«  Un actionnaire est toujours bénéficiaire de l’action d’autrui » tiré du Livre de la déraison souriante de Robert Sabatier.

Héritiers de parts sociales démembrées, l’arrêt de principe rendu par la chambre commerciale de la Cour de cassation en date du 27 mai 2015 devrait répondre à toutes vos interrogations concernant l’octroi de dividendes par prélèvement sur les réserves.

Dans cette affaire, une personne est décédée le 14 avril 2009, laissant pour lui succéder son épouse et ses deux enfants.
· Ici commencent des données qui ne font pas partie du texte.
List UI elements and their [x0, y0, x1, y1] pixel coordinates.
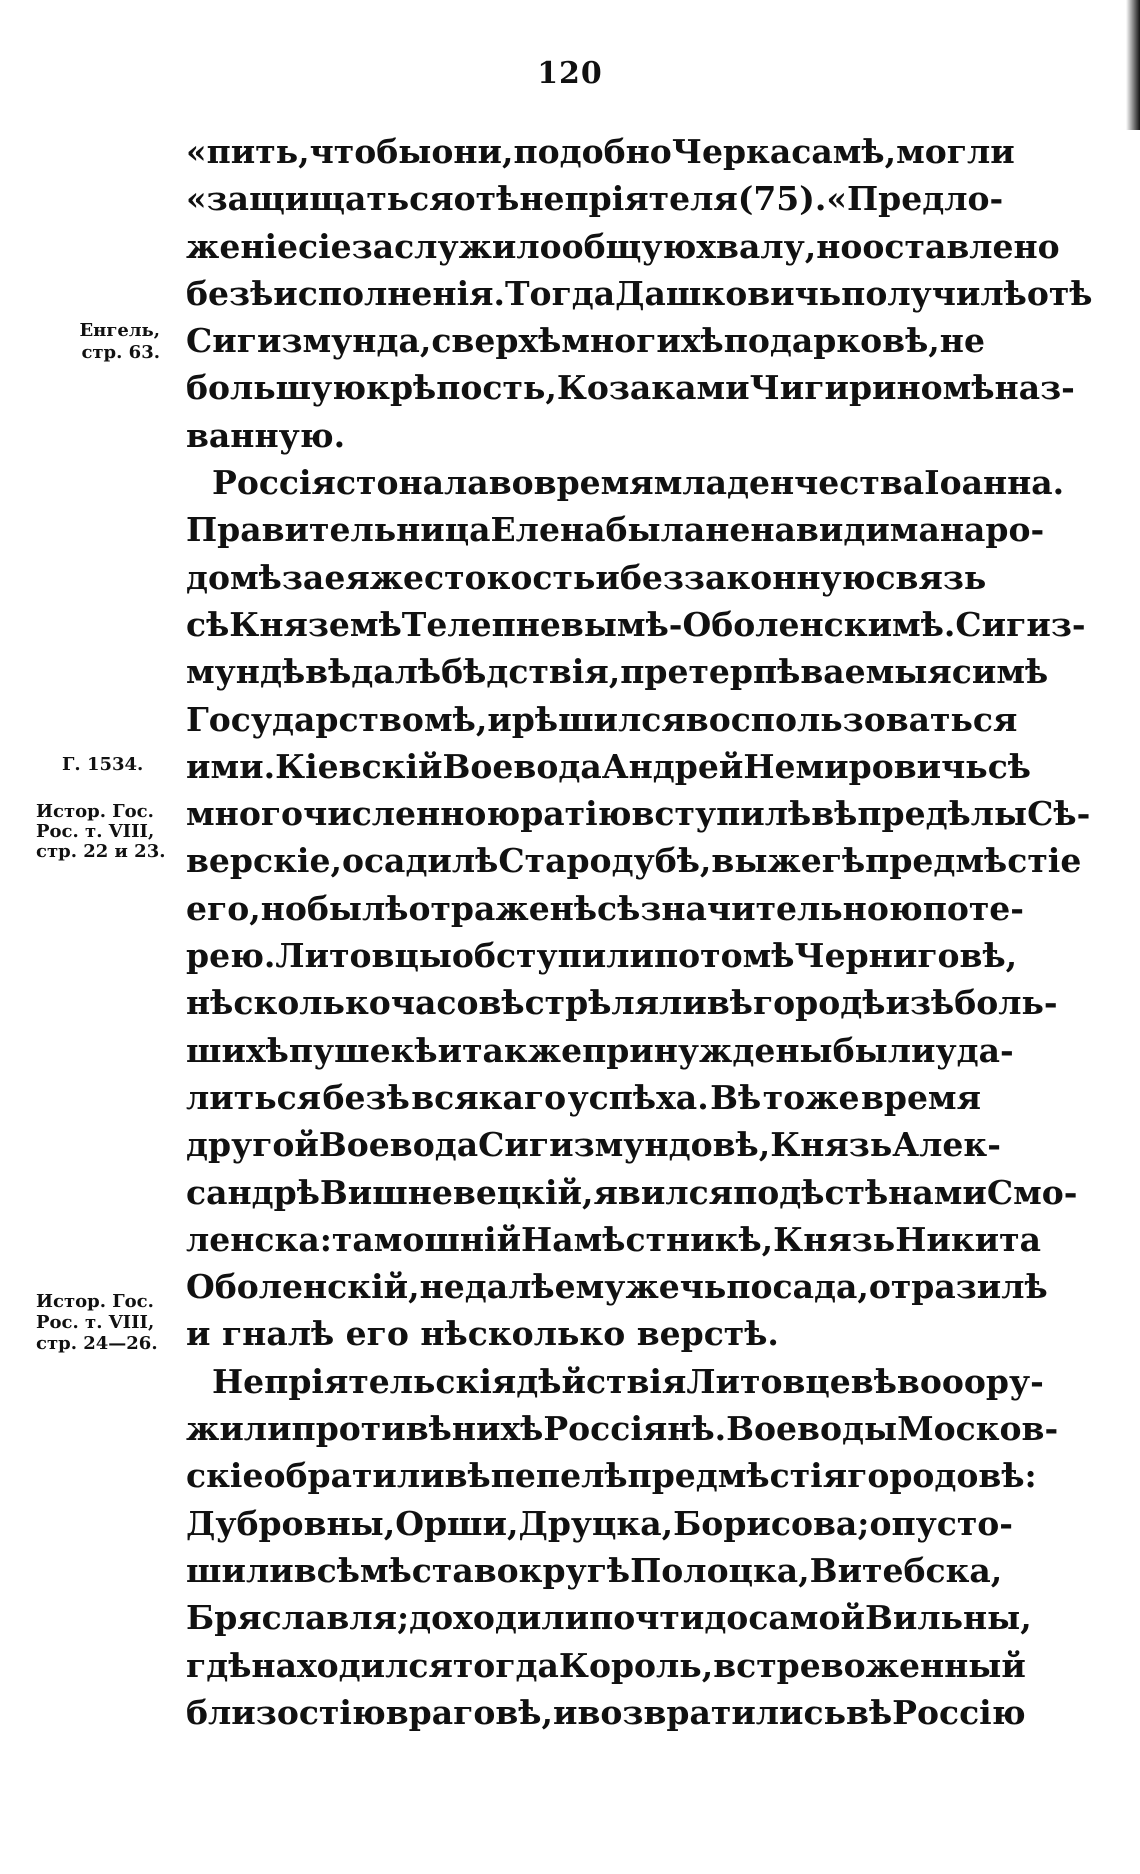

La déclaration de succession ayant été enregistrée le 19 janvier 2010, les héritiers ont déposé le 28 avril 2010 une déclaration de succession rectificative faisant état d’un passif successoral, non pris en compte lors de l’établissement de la première déclaration de succession.

Selon les ayants droit, ce passif résulterait d’une dette de restitution du défunt. En effet, ce dernier, usufruitier de parts sociales d’une société civile, avait bénéficié, au titre du quasi-usufruit, de la distribution de réserves décidée par assemblée des associés. Par ailleurs, le procès-verbal de l’assemblée mentionnait que, pour les parts sociales dont la propriété est démembrée, le nu-propriétaire aurait droit au dividende distribué, mais que l’usufruitier exercerait son droit de quasi-usufruit sur le dividende distribué et que ce dividende lui serait donc payé.
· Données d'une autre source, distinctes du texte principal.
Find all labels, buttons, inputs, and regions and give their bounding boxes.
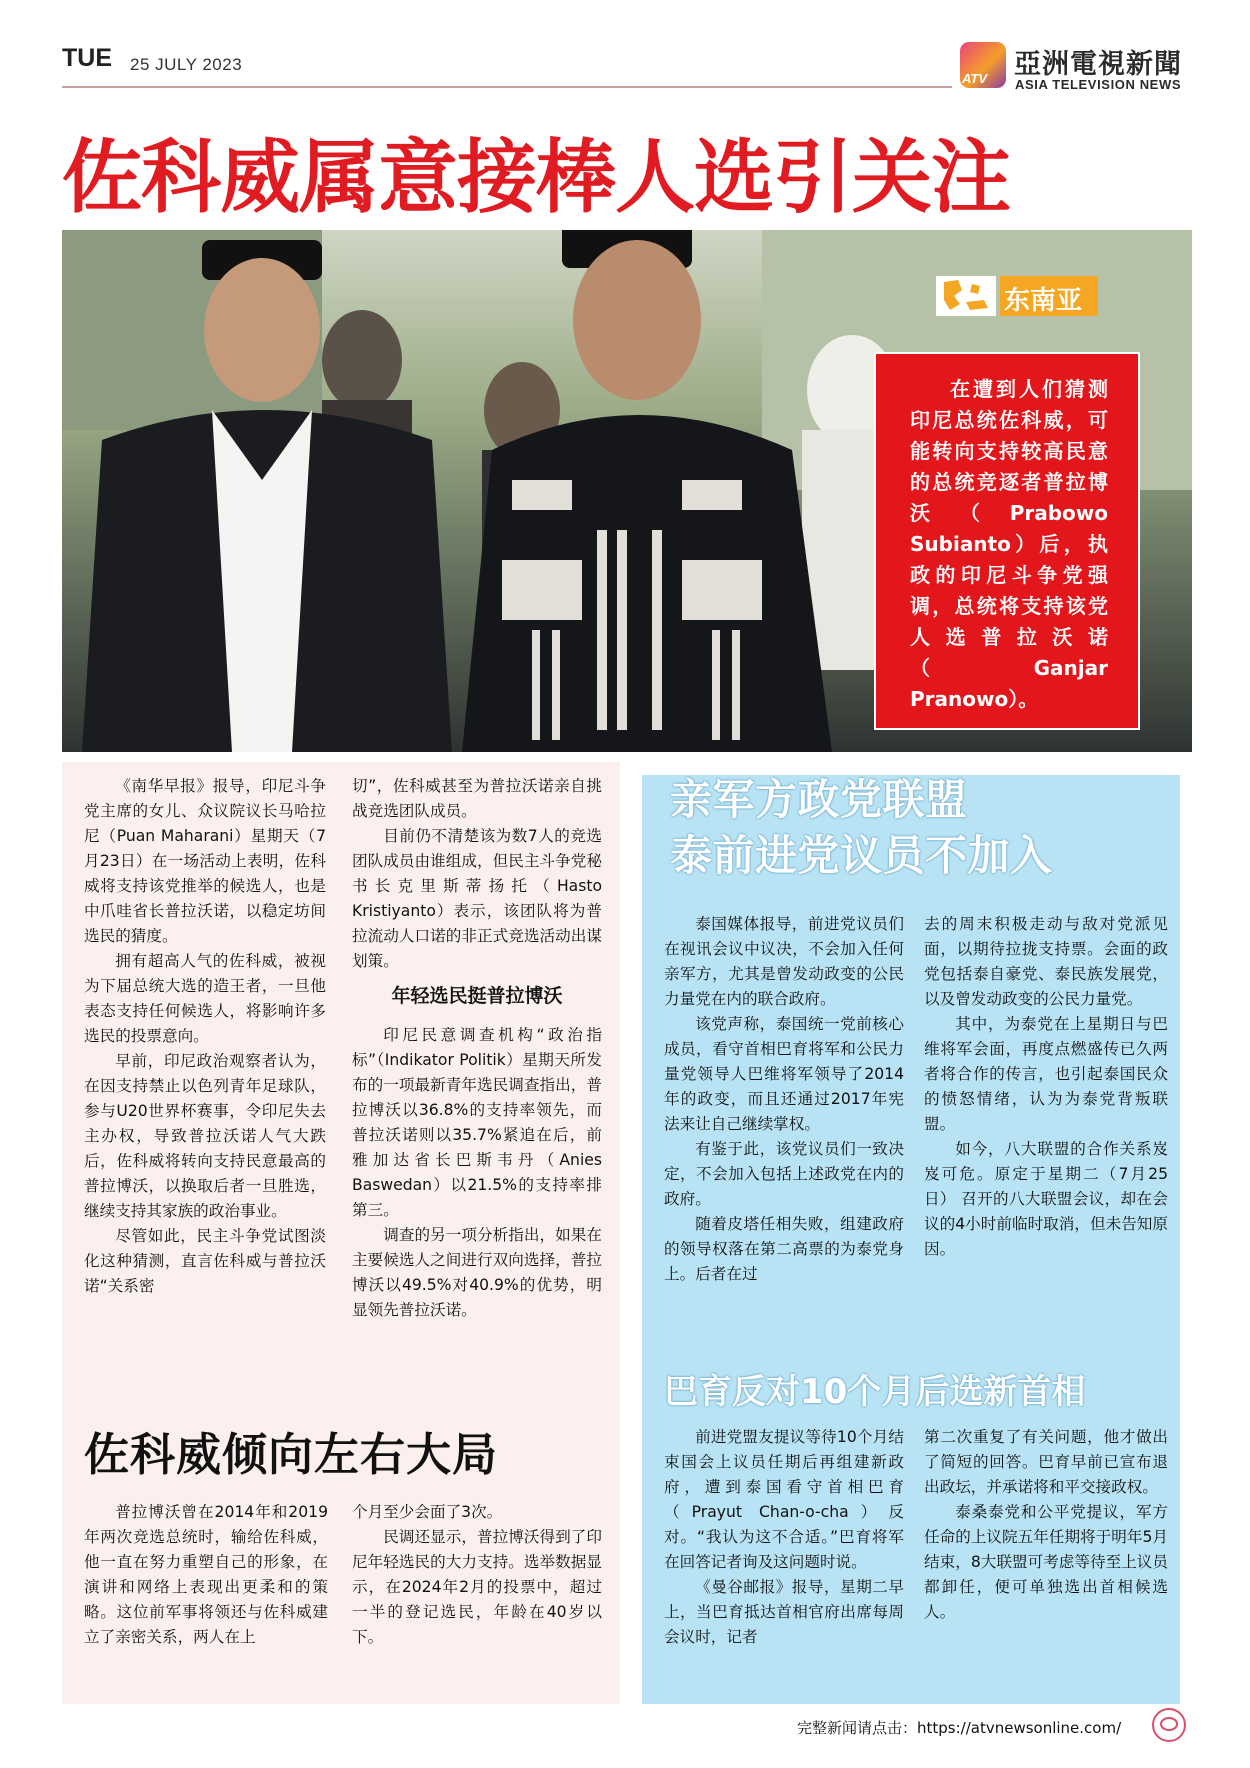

N’ayant pas obtenu de réponse à leur réclamation, les héritiers ont assigné l’administration fiscale pour obtenir le remboursement des droits superflus.

La Cour d’appel de Paris, dans un arrêt du 25 février 2014 n’a pas fait droit à leur demande au motif que la dette de restitution instaurée ne trouvait pas son origine dans la loi, mais dans la convention intervenue entre les nus-propriétaires et l’usufruitier. Les juges parisiens ont notamment affirmé que cette dette aurait pu faire l’objet d’une déduction à condition que celle-ci ait été « consentie par acte authentique ou par acte sous seing privé ayant date certaine avant l’ouverture de la succession autrement que par décès ».

La chambre commerciale de la Cour de cassation, casse cette décision en considérant que les juges d’appel ont violé les articles 587 et 1842 du Code civil, 768 et 7732 du Code général des impôts.

En effet, selon la Haute Cour : la collectivité des associés ayant « décidé de distribuer un dividende par prélèvement sur les réserves, le droit de jouissance de l’usufruitier de droits sociaux s’exerce, sauf convention contraire entre celui-ci et le nu-propriétaire, sous la forme d’un quasi-usufruit, sur le produit de cette distribution revenant aux parts sociales grevées d’usufruit, de sorte que l’usufruitier se trouve tenu [ … ], d’une dette de restitution exigible au terme de l’usufruit et qui, prenant sa source dans la loi, est déductible de l’actif successoral lorsque l’usufruit s’éteint par la mort de l’usufruitier ».

La présence de droits sociaux démembrés accroît considérablement les difficultés liées au règlement d’une succession, s’armer d’un avocat habile en la matière est donc fortement préconisé.